# I need some amps fixed.



## wilkinru (Apr 25, 2016)

So I've been buying old school amps for a little while now and I've started to collect a fair amount of amps that are broken and would like to look into getting repaired.

I have two RF 400.4s: 
1. No audio from any channel but LED comes on
2. Audio on all 4 but one is scratchy (may be able to fix myself?)

RF 40ix:
no audio in 1 channel, other channel works fine

Soundstream reference 644:
It works fine, however the center of the board has been a little warm crispy at one point. This looks like a high quality part and would like to restore it.

RF Punch 150 (before the classic Punch 150):
No audio on this one.

RF 200ix DSM:
Seems pretty dead. I tried to change out the FETs and resistors on the power supply side but no luck. 

Any suggestions for repair? For the most part I want to keep the price low as I'll either show them/use them in my garage.


----------



## GEM592 (Jun 19, 2015)

I know a guy/business in the Phoenix area that would probably fix any of those that are fixable (they don't touch very burnt boards for example).

But I don't know if we'd be able to work out shipping.

I would think there is somebody in LV area but I don't know.


----------



## GEM592 (Jun 19, 2015)

You can try:

Car Audio Amplifier Repair

Ask for Evans Bishop. 

They are very good with OS, particularly RF.

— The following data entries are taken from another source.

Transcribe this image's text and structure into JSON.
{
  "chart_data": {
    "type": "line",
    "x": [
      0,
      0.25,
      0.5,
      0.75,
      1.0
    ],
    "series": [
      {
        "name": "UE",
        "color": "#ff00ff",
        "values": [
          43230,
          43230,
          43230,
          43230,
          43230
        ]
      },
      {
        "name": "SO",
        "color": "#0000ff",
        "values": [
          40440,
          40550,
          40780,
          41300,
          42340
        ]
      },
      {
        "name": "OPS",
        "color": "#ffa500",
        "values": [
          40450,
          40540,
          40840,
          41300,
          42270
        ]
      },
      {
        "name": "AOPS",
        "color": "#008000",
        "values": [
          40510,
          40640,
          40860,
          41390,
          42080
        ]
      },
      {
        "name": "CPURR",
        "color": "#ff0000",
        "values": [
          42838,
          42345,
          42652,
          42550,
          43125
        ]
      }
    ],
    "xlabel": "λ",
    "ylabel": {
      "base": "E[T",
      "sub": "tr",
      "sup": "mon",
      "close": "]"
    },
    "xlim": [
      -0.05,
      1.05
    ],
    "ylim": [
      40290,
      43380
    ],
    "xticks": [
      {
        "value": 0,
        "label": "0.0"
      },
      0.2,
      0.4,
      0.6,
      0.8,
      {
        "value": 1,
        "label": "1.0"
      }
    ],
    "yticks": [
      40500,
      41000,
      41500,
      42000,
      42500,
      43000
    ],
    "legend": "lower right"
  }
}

I think they have a setup where they work through shops nationwide. You'll want to know if there is one in LV. Maybe.


----------



## wilkinru (Apr 25, 2016)

Thanks, I will shoot them a call Monday and see. I would like someone in LV but hey, I'd rather get the job done correctly - which is why I'm not doing them for the most part. Keep the suggestions coming!


----------



## GEM592 (Jun 19, 2015)

Like I said, they may have a shop they work through in LV even though they're based in AZ. I know they do this around the upper 48 but I'm not sure about your area.


----------



## wilkinru (Apr 25, 2016)

I had one of my 4 channel rockford amps fixed - it was dead in one channel. One of my better looking amps and the other 3 channels were rather clean. Sadly this is no longer the case after repair. Every channel does play but with noticeable noise/static compared to before. 

I am testing these amps on a bench with a CB radio power supply so there engine noise type issues.

I checked the work, they replaced 3 of the power supply caps and all of the fets. Maybe one of the connections isn't very solid?

AHHHHHHHHHhhhhhhhh. I guess I'll take it back and complain.


----------



## GEM592 (Jun 19, 2015)

Was that my guy or someone else? Just curious ...


----------



## wilkinru (Apr 25, 2016)

A local shop. I found two of them...going to try the other next time.


----------